Efficient search for words in string

Question

I have a dictionary containing a list of words and I have a string URL. I want to find all the words contained in the URL after it has been decomposed into tokens using delimiters. Right now, I am testing for each word in the dictionary against each tokens greater than a certain number (using java's String contains function). For example, I search for words like "ground" in wunderground for www.wunderground.com

I am sure there is a more efficient way of doing that. Any ideas?

Answer 1

If you load your dictionary into a HashMap, you can test each candidate substring ("wunderground", "underground", "nderground", "derground", ..., "wundergroun", ..., "under", ... "ground", ...) very quickly, specifically, in O(1) time.

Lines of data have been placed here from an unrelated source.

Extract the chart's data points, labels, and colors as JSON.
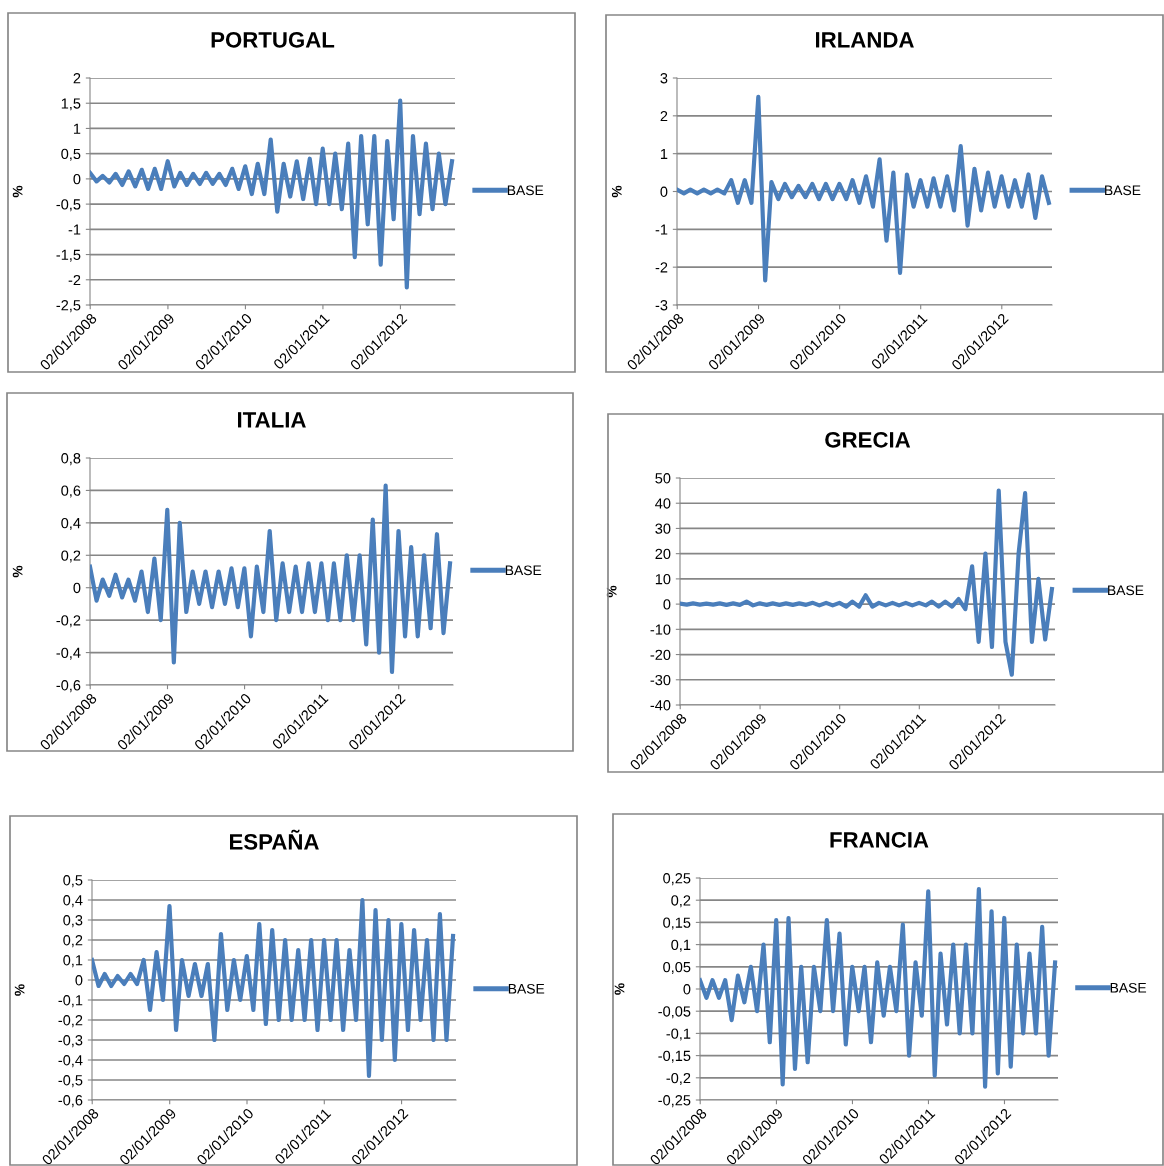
{
  "chart_data": [
    {
      "type": "line",
      "title": "PORTUGAL",
      "ylabel": "%",
      "grid": "y",
      "legend": "right",
      "x": [
        "2008-01",
        "2008-02",
        "2008-03",
        "2008-04",
        "2008-05",
        "2008-06",
        "2008-07",
        "2008-08",
        "2008-09",
        "2008-10",
        "2008-11",
        "2008-12",
        "2009-01",
        "2009-02",
        "2009-03",
        "2009-04",
        "2009-05",
        "2009-06",
        "2009-07",
        "2009-08",
        "2009-09",
        "2009-10",
        "2009-11",
        "2009-12",
        "2010-01",
        "2010-02",
        "2010-03",
        "2010-04",
        "2010-05",
        "2010-06",
        "2010-07",
        "2010-08",
        "2010-09",
        "2010-10",
        "2010-11",
        "2010-12",
        "2011-01",
        "2011-02",
        "2011-03",
        "2011-04",
        "2011-05",
        "2011-06",
        "2011-07",
        "2011-08",
        "2011-09",
        "2011-10",
        "2011-11",
        "2011-12",
        "2012-01",
        "2012-02",
        "2012-03",
        "2012-04",
        "2012-05",
        "2012-06",
        "2012-07",
        "2012-08",
        "2012-09"
      ],
      "series": [
        {
          "name": "BASE",
          "color": "#4a7ebb",
          "values": [
            0.12,
            -0.05,
            0.06,
            -0.07,
            0.1,
            -0.12,
            0.15,
            -0.15,
            0.18,
            -0.2,
            0.2,
            -0.2,
            0.35,
            -0.15,
            0.12,
            -0.12,
            0.1,
            -0.1,
            0.12,
            -0.1,
            0.1,
            -0.12,
            0.2,
            -0.2,
            0.25,
            -0.3,
            0.3,
            -0.3,
            0.78,
            -0.65,
            0.3,
            -0.35,
            0.35,
            -0.4,
            0.4,
            -0.5,
            0.6,
            -0.5,
            0.5,
            -0.6,
            0.7,
            -1.55,
            0.85,
            -0.9,
            0.85,
            -1.7,
            0.75,
            -0.8,
            1.55,
            -2.15,
            0.85,
            -0.7,
            0.7,
            -0.6,
            0.5,
            -0.5,
            0.35
          ]
        }
      ],
      "xlim": [
        "2008-01-01",
        "2012-09-15"
      ],
      "xticks": [
        {
          "value": "2008-01-02",
          "label": "02/01/2008"
        },
        {
          "value": "2009-01-02",
          "label": "02/01/2009"
        },
        {
          "value": "2010-01-02",
          "label": "02/01/2010"
        },
        {
          "value": "2011-01-02",
          "label": "02/01/2011"
        },
        {
          "value": "2012-01-02",
          "label": "02/01/2012"
        }
      ],
      "ylim": [
        -2.5,
        2
      ],
      "yticks": [
        2,
        {
          "value": 1.5,
          "label": "1,5"
        },
        1,
        {
          "value": 0.5,
          "label": "0,5"
        },
        0,
        {
          "value": -0.5,
          "label": "-0,5"
        },
        -1,
        {
          "value": -1.5,
          "label": "-1,5"
        },
        -2,
        {
          "value": -2.5,
          "label": "-2,5"
        }
      ]
    },
    {
      "type": "line",
      "title": "IRLANDA",
      "ylabel": "%",
      "grid": "y",
      "legend": "right",
      "x": [
        "2008-01",
        "2008-02",
        "2008-03",
        "2008-04",
        "2008-05",
        "2008-06",
        "2008-07",
        "2008-08",
        "2008-09",
        "2008-10",
        "2008-11",
        "2008-12",
        "2009-01",
        "2009-02",
        "2009-03",
        "2009-04",
        "2009-05",
        "2009-06",
        "2009-07",
        "2009-08",
        "2009-09",
        "2009-10",
        "2009-11",
        "2009-12",
        "2010-01",
        "2010-02",
        "2010-03",
        "2010-04",
        "2010-05",
        "2010-06",
        "2010-07",
        "2010-08",
        "2010-09",
        "2010-10",
        "2010-11",
        "2010-12",
        "2011-01",
        "2011-02",
        "2011-03",
        "2011-04",
        "2011-05",
        "2011-06",
        "2011-07",
        "2011-08",
        "2011-09",
        "2011-10",
        "2011-11",
        "2011-12",
        "2012-01",
        "2012-02",
        "2012-03",
        "2012-04",
        "2012-05",
        "2012-06",
        "2012-07",
        "2012-08"
      ],
      "series": [
        {
          "name": "BASE",
          "color": "#4a7ebb",
          "values": [
            0.05,
            -0.05,
            0.05,
            -0.05,
            0.05,
            -0.05,
            0.05,
            -0.05,
            0.3,
            -0.3,
            0.3,
            -0.3,
            2.5,
            -2.35,
            0.25,
            -0.2,
            0.2,
            -0.15,
            0.15,
            -0.15,
            0.2,
            -0.2,
            0.2,
            -0.2,
            0.2,
            -0.2,
            0.3,
            -0.3,
            0.4,
            -0.4,
            0.85,
            -1.3,
            0.5,
            -2.15,
            0.45,
            -0.4,
            0.3,
            -0.4,
            0.35,
            -0.4,
            0.4,
            -0.5,
            1.2,
            -0.9,
            0.6,
            -0.5,
            0.5,
            -0.4,
            0.4,
            -0.4,
            0.3,
            -0.4,
            0.45,
            -0.7,
            0.4,
            -0.3
          ]
        }
      ],
      "xlim": [
        "2008-01-01",
        "2012-08-15"
      ],
      "xticks": [
        {
          "value": "2008-01-02",
          "label": "02/01/2008"
        },
        {
          "value": "2009-01-02",
          "label": "02/01/2009"
        },
        {
          "value": "2010-01-02",
          "label": "02/01/2010"
        },
        {
          "value": "2011-01-02",
          "label": "02/01/2011"
        },
        {
          "value": "2012-01-02",
          "label": "02/01/2012"
        }
      ],
      "ylim": [
        -3,
        3
      ],
      "yticks": [
        3,
        2,
        1,
        0,
        -1,
        -2,
        -3
      ]
    },
    {
      "type": "line",
      "title": "ITALIA",
      "ylabel": "%",
      "grid": "y",
      "legend": "right",
      "x": [
        "2008-01",
        "2008-02",
        "2008-03",
        "2008-04",
        "2008-05",
        "2008-06",
        "2008-07",
        "2008-08",
        "2008-09",
        "2008-10",
        "2008-11",
        "2008-12",
        "2009-01",
        "2009-02",
        "2009-03",
        "2009-04",
        "2009-05",
        "2009-06",
        "2009-07",
        "2009-08",
        "2009-09",
        "2009-10",
        "2009-11",
        "2009-12",
        "2010-01",
        "2010-02",
        "2010-03",
        "2010-04",
        "2010-05",
        "2010-06",
        "2010-07",
        "2010-08",
        "2010-09",
        "2010-10",
        "2010-11",
        "2010-12",
        "2011-01",
        "2011-02",
        "2011-03",
        "2011-04",
        "2011-05",
        "2011-06",
        "2011-07",
        "2011-08",
        "2011-09",
        "2011-10",
        "2011-11",
        "2011-12",
        "2012-01",
        "2012-02",
        "2012-03",
        "2012-04",
        "2012-05",
        "2012-06",
        "2012-07",
        "2012-08",
        "2012-09"
      ],
      "series": [
        {
          "name": "BASE",
          "color": "#4a7ebb",
          "values": [
            0.13,
            -0.08,
            0.05,
            -0.05,
            0.08,
            -0.06,
            0.05,
            -0.08,
            0.1,
            -0.15,
            0.18,
            -0.2,
            0.48,
            -0.46,
            0.4,
            -0.15,
            0.1,
            -0.1,
            0.1,
            -0.12,
            0.1,
            -0.1,
            0.12,
            -0.12,
            0.12,
            -0.3,
            0.13,
            -0.15,
            0.35,
            -0.2,
            0.15,
            -0.15,
            0.13,
            -0.15,
            0.15,
            -0.15,
            0.15,
            -0.2,
            0.15,
            -0.2,
            0.2,
            -0.2,
            0.2,
            -0.35,
            0.42,
            -0.4,
            0.63,
            -0.52,
            0.35,
            -0.3,
            0.25,
            -0.3,
            0.2,
            -0.25,
            0.33,
            -0.28,
            0.15
          ]
        }
      ],
      "xlim": [
        "2008-01-01",
        "2012-09-15"
      ],
      "xticks": [
        {
          "value": "2008-01-02",
          "label": "02/01/2008"
        },
        {
          "value": "2009-01-02",
          "label": "02/01/2009"
        },
        {
          "value": "2010-01-02",
          "label": "02/01/2010"
        },
        {
          "value": "2011-01-02",
          "label": "02/01/2011"
        },
        {
          "value": "2012-01-02",
          "label": "02/01/2012"
        }
      ],
      "ylim": [
        -0.6,
        0.8
      ],
      "yticks": [
        {
          "value": 0.8,
          "label": "0,8"
        },
        {
          "value": 0.6,
          "label": "0,6"
        },
        {
          "value": 0.4,
          "label": "0,4"
        },
        {
          "value": 0.2,
          "label": "0,2"
        },
        0,
        {
          "value": -0.2,
          "label": "-0,2"
        },
        {
          "value": -0.4,
          "label": "-0,4"
        },
        {
          "value": -0.6,
          "label": "-0,6"
        }
      ]
    },
    {
      "type": "line",
      "title": "GRECIA",
      "ylabel": "%",
      "grid": "y",
      "legend": "right",
      "x": [
        "2008-01",
        "2008-02",
        "2008-03",
        "2008-04",
        "2008-05",
        "2008-06",
        "2008-07",
        "2008-08",
        "2008-09",
        "2008-10",
        "2008-11",
        "2008-12",
        "2009-01",
        "2009-02",
        "2009-03",
        "2009-04",
        "2009-05",
        "2009-06",
        "2009-07",
        "2009-08",
        "2009-09",
        "2009-10",
        "2009-11",
        "2009-12",
        "2010-01",
        "2010-02",
        "2010-03",
        "2010-04",
        "2010-05",
        "2010-06",
        "2010-07",
        "2010-08",
        "2010-09",
        "2010-10",
        "2010-11",
        "2010-12",
        "2011-01",
        "2011-02",
        "2011-03",
        "2011-04",
        "2011-05",
        "2011-06",
        "2011-07",
        "2011-08",
        "2011-09",
        "2011-10",
        "2011-11",
        "2011-12",
        "2012-01",
        "2012-02",
        "2012-03",
        "2012-04",
        "2012-05",
        "2012-06",
        "2012-07",
        "2012-08",
        "2012-09"
      ],
      "series": [
        {
          "name": "BASE",
          "color": "#4a7ebb",
          "values": [
            0.2,
            -0.2,
            0.3,
            -0.2,
            0.2,
            -0.2,
            0.3,
            -0.3,
            0.3,
            -0.3,
            1,
            -0.5,
            0.3,
            -0.3,
            0.3,
            -0.3,
            0.3,
            -0.3,
            0.3,
            -0.3,
            0.5,
            -0.5,
            0.5,
            -0.5,
            0.5,
            -1,
            1,
            -1,
            3.5,
            -1,
            0.5,
            -0.5,
            0.5,
            -0.5,
            0.5,
            -0.5,
            0.5,
            -0.5,
            1,
            -1,
            1,
            -1,
            2,
            -2,
            15,
            -15,
            20,
            -17,
            45,
            -15,
            -28,
            20,
            44,
            -15,
            10,
            -14,
            6
          ]
        }
      ],
      "xlim": [
        "2008-01-01",
        "2012-09-15"
      ],
      "xticks": [
        {
          "value": "2008-01-02",
          "label": "02/01/2008"
        },
        {
          "value": "2009-01-02",
          "label": "02/01/2009"
        },
        {
          "value": "2010-01-02",
          "label": "02/01/2010"
        },
        {
          "value": "2011-01-02",
          "label": "02/01/2011"
        },
        {
          "value": "2012-01-02",
          "label": "02/01/2012"
        }
      ],
      "ylim": [
        -40,
        50
      ],
      "yticks": [
        50,
        40,
        30,
        20,
        10,
        0,
        -10,
        -20,
        -30,
        -40
      ]
    },
    {
      "type": "line",
      "title": "ESPAÑA",
      "ylabel": "%",
      "grid": "y",
      "legend": "right",
      "x": [
        "2008-01",
        "2008-02",
        "2008-03",
        "2008-04",
        "2008-05",
        "2008-06",
        "2008-07",
        "2008-08",
        "2008-09",
        "2008-10",
        "2008-11",
        "2008-12",
        "2009-01",
        "2009-02",
        "2009-03",
        "2009-04",
        "2009-05",
        "2009-06",
        "2009-07",
        "2009-08",
        "2009-09",
        "2009-10",
        "2009-11",
        "2009-12",
        "2010-01",
        "2010-02",
        "2010-03",
        "2010-04",
        "2010-05",
        "2010-06",
        "2010-07",
        "2010-08",
        "2010-09",
        "2010-10",
        "2010-11",
        "2010-12",
        "2011-01",
        "2011-02",
        "2011-03",
        "2011-04",
        "2011-05",
        "2011-06",
        "2011-07",
        "2011-08",
        "2011-09",
        "2011-10",
        "2011-11",
        "2011-12",
        "2012-01",
        "2012-02",
        "2012-03",
        "2012-04",
        "2012-05",
        "2012-06",
        "2012-07",
        "2012-08",
        "2012-09"
      ],
      "series": [
        {
          "name": "BASE",
          "color": "#4a7ebb",
          "values": [
            0.1,
            -0.03,
            0.03,
            -0.03,
            0.02,
            -0.02,
            0.03,
            -0.02,
            0.1,
            -0.15,
            0.14,
            -0.1,
            0.37,
            -0.25,
            0.1,
            -0.08,
            0.08,
            -0.08,
            0.08,
            -0.3,
            0.23,
            -0.15,
            0.1,
            -0.1,
            0.12,
            -0.15,
            0.28,
            -0.22,
            0.25,
            -0.2,
            0.2,
            -0.2,
            0.15,
            -0.2,
            0.2,
            -0.25,
            0.2,
            -0.2,
            0.2,
            -0.25,
            0.15,
            -0.2,
            0.4,
            -0.48,
            0.35,
            -0.3,
            0.3,
            -0.4,
            0.28,
            -0.25,
            0.25,
            -0.2,
            0.2,
            -0.3,
            0.33,
            -0.3,
            0.22
          ]
        }
      ],
      "xlim": [
        "2008-01-01",
        "2012-09-15"
      ],
      "xticks": [
        {
          "value": "2008-01-02",
          "label": "02/01/2008"
        },
        {
          "value": "2009-01-02",
          "label": "02/01/2009"
        },
        {
          "value": "2010-01-02",
          "label": "02/01/2010"
        },
        {
          "value": "2011-01-02",
          "label": "02/01/2011"
        },
        {
          "value": "2012-01-02",
          "label": "02/01/2012"
        }
      ],
      "ylim": [
        -0.6,
        0.5
      ],
      "yticks": [
        {
          "value": 0.5,
          "label": "0,5"
        },
        {
          "value": 0.4,
          "label": "0,4"
        },
        {
          "value": 0.3,
          "label": "0,3"
        },
        {
          "value": 0.2,
          "label": "0,2"
        },
        {
          "value": 0.1,
          "label": "0,1"
        },
        0,
        {
          "value": -0.1,
          "label": "-0,1"
        },
        {
          "value": -0.2,
          "label": "-0,2"
        },
        {
          "value": -0.3,
          "label": "-0,3"
        },
        {
          "value": -0.4,
          "label": "-0,4"
        },
        {
          "value": -0.5,
          "label": "-0,5"
        },
        {
          "value": -0.6,
          "label": "-0,6"
        }
      ]
    },
    {
      "type": "line",
      "title": "FRANCIA",
      "ylabel": "%",
      "grid": "y",
      "legend": "right",
      "x": [
        "2008-01",
        "2008-02",
        "2008-03",
        "2008-04",
        "2008-05",
        "2008-06",
        "2008-07",
        "2008-08",
        "2008-09",
        "2008-10",
        "2008-11",
        "2008-12",
        "2009-01",
        "2009-02",
        "2009-03",
        "2009-04",
        "2009-05",
        "2009-06",
        "2009-07",
        "2009-08",
        "2009-09",
        "2009-10",
        "2009-11",
        "2009-12",
        "2010-01",
        "2010-02",
        "2010-03",
        "2010-04",
        "2010-05",
        "2010-06",
        "2010-07",
        "2010-08",
        "2010-09",
        "2010-10",
        "2010-11",
        "2010-12",
        "2011-01",
        "2011-02",
        "2011-03",
        "2011-04",
        "2011-05",
        "2011-06",
        "2011-07",
        "2011-08",
        "2011-09",
        "2011-10",
        "2011-11",
        "2011-12",
        "2012-01",
        "2012-02",
        "2012-03",
        "2012-04",
        "2012-05",
        "2012-06",
        "2012-07",
        "2012-08",
        "2012-09"
      ],
      "series": [
        {
          "name": "BASE",
          "color": "#4a7ebb",
          "values": [
            0.02,
            -0.02,
            0.02,
            -0.02,
            0.02,
            -0.07,
            0.03,
            -0.03,
            0.05,
            -0.05,
            0.1,
            -0.12,
            0.155,
            -0.215,
            0.16,
            -0.18,
            0.05,
            -0.165,
            0.05,
            -0.05,
            0.155,
            -0.05,
            0.125,
            -0.125,
            0.05,
            -0.05,
            0.05,
            -0.12,
            0.06,
            -0.06,
            0.05,
            -0.05,
            0.145,
            -0.15,
            0.06,
            -0.06,
            0.22,
            -0.195,
            0.08,
            -0.08,
            0.1,
            -0.1,
            0.1,
            -0.1,
            0.225,
            -0.22,
            0.175,
            -0.19,
            0.16,
            -0.175,
            0.1,
            -0.1,
            0.08,
            -0.1,
            0.14,
            -0.15,
            0.06
          ]
        }
      ],
      "xlim": [
        "2008-01-01",
        "2012-09-15"
      ],
      "xticks": [
        {
          "value": "2008-01-02",
          "label": "02/01/2008"
        },
        {
          "value": "2009-01-02",
          "label": "02/01/2009"
        },
        {
          "value": "2010-01-02",
          "label": "02/01/2010"
        },
        {
          "value": "2011-01-02",
          "label": "02/01/2011"
        },
        {
          "value": "2012-01-02",
          "label": "02/01/2012"
        }
      ],
      "ylim": [
        -0.25,
        0.25
      ],
      "yticks": [
        {
          "value": 0.25,
          "label": "0,25"
        },
        {
          "value": 0.2,
          "label": "0,2"
        },
        {
          "value": 0.15,
          "label": "0,15"
        },
        {
          "value": 0.1,
          "label": "0,1"
        },
        {
          "value": 0.05,
          "label": "0,05"
        },
        0,
        {
          "value": -0.05,
          "label": "-0,05"
        },
        {
          "value": -0.1,
          "label": "-0,1"
        },
        {
          "value": -0.15,
          "label": "-0,15"
        },
        {
          "value": -0.2,
          "label": "-0,2"
        },
        {
          "value": -0.25,
          "label": "-0,25"
        }
      ]
    }
  ]
}
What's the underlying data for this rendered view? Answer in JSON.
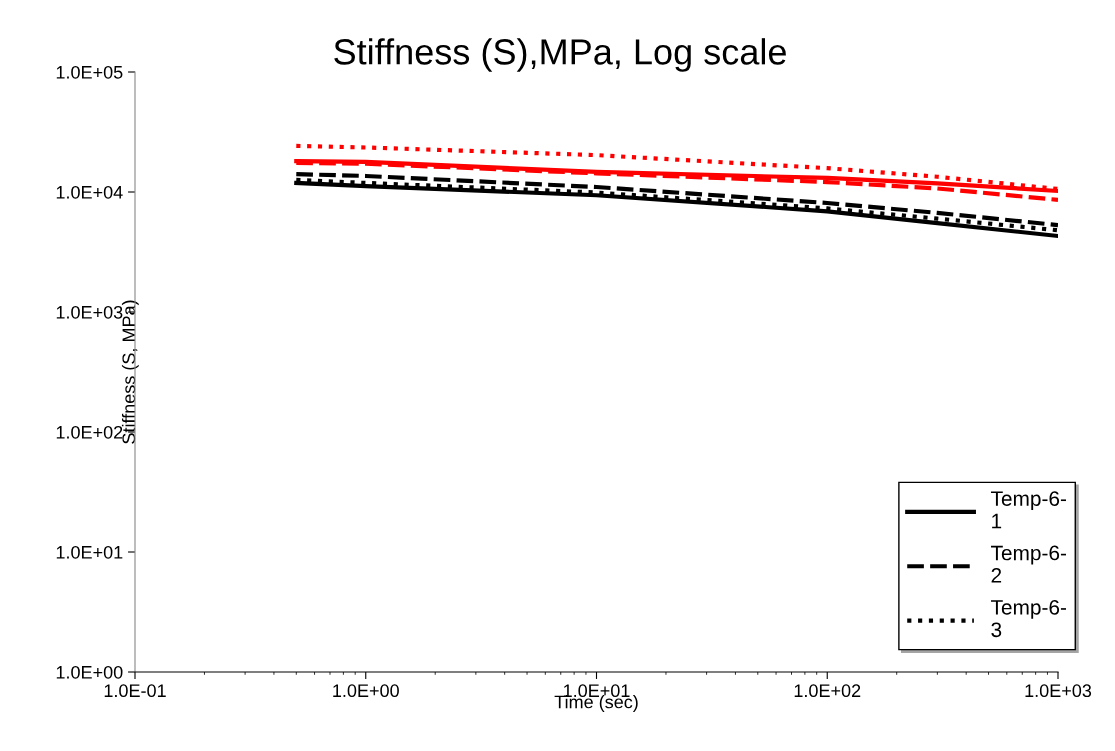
{
  "chart_data": {
    "type": "line",
    "title": "Stiffness (S),MPa, Log scale",
    "xlabel": "Time (sec)",
    "ylabel": "Stiffness (S, MPa)",
    "log": "xy",
    "grid": false,
    "legend": "bottom right",
    "xlim": [
      0.1,
      1000
    ],
    "xticks": [
      {
        "value": 0.1,
        "label": "1.0E-01"
      },
      {
        "value": 1,
        "label": "1.0E+00"
      },
      {
        "value": 10,
        "label": "1.0E+01"
      },
      {
        "value": 100,
        "label": "1.0E+02"
      },
      {
        "value": 1000,
        "label": "1.0E+03"
      }
    ],
    "ylim": [
      1,
      100000
    ],
    "yticks": [
      {
        "value": 1,
        "label": "1.0E+00"
      },
      {
        "value": 10,
        "label": "1.0E+01"
      },
      {
        "value": 100,
        "label": "1.0E+02"
      },
      {
        "value": 1000,
        "label": "1.0E+03"
      },
      {
        "value": 10000,
        "label": "1.0E+04"
      },
      {
        "value": 100000,
        "label": "1.0E+05"
      }
    ],
    "x": [
      0.5,
      1,
      10,
      100,
      300,
      1000
    ],
    "series": [
      {
        "name": "Temp-6-1",
        "color": "#000000",
        "line_style": "solid",
        "values": [
          11900,
          11200,
          9400,
          6900,
          5500,
          4300
        ]
      },
      {
        "name": "Temp-6-2",
        "color": "#000000",
        "line_style": "dashed",
        "values": [
          14100,
          13600,
          11000,
          8100,
          6700,
          5300
        ]
      },
      {
        "name": "Temp-6-3",
        "color": "#000000",
        "line_style": "dotted",
        "values": [
          12600,
          11900,
          9900,
          7300,
          6000,
          4800
        ]
      },
      {
        "color": "#ff0000",
        "line_style": "solid",
        "values": [
          18100,
          17800,
          14700,
          13100,
          11800,
          10200
        ]
      },
      {
        "color": "#ff0000",
        "line_style": "dashed",
        "values": [
          17500,
          17200,
          14300,
          12100,
          10700,
          8600
        ]
      },
      {
        "color": "#ff0000",
        "line_style": "dotted",
        "values": [
          24200,
          23500,
          20300,
          15800,
          13400,
          10600
        ]
      }
    ]
  }
}
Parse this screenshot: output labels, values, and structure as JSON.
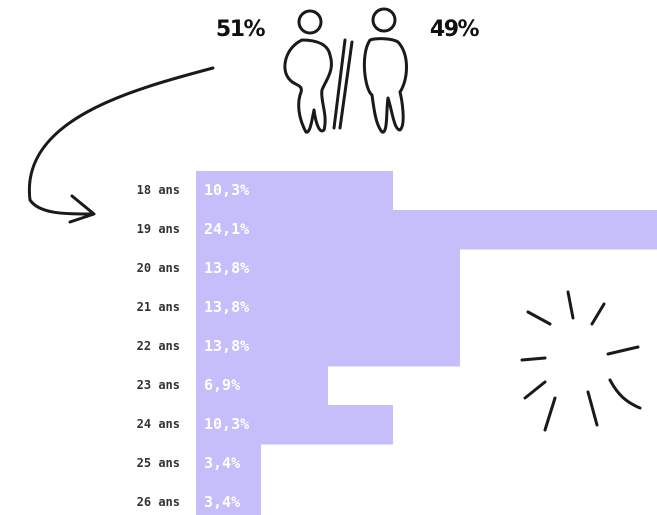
{
  "chart_data": {
    "type": "bar",
    "orientation": "horizontal",
    "categories": [
      "18 ans",
      "19 ans",
      "20 ans",
      "21 ans",
      "22 ans",
      "23 ans",
      "24 ans",
      "25 ans",
      "26 ans"
    ],
    "values": [
      10.3,
      24.1,
      13.8,
      13.8,
      13.8,
      6.9,
      10.3,
      3.4,
      3.4
    ],
    "value_labels": [
      "10,3%",
      "24,1%",
      "13,8%",
      "13,8%",
      "13,8%",
      "6,9%",
      "10,3%",
      "3,4%",
      "3,4%"
    ],
    "color": "#c6befb",
    "annotations": [
      "51%",
      "49%"
    ]
  }
}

To gauge efficiency: Figure out how many steps it has to do. We'll estimate its big-O complexity.

Your current algorithm has to loop through the entire dictionary: work proportional to the dictionary size, D entries). For each dictionary word, it calls contains(): work proportional to the size of the URL word, C chars, minus the average dictionary word size, which we'll call 5. So that takes on the order of D * (C - 5) steps, O(D * (C - 5)), for each word in the URL.

After you build a hash table, the cost of a lookup is independent of the number of entries. Each URL term of C chars has C² substrings. If you prune it to substrings of at least 5 chars, that's (C - 5)² substrings. [Well, technically it's (C - 5) * (C - 4) / 2, but we're figuring asymptotic complexity, which is the big picture approximation.] So the cost to look them all up in the dictionary is (C - 5)² steps. Again, that's for each word in the URL and independent of the dictionary size.

Let's say your dictionary has 10,000 entries and the average URL term is 10 chars long. Then the old algorithm takes 50,000 steps per URL term while the hash algorithm takes 25 steps per URL term. Make sense?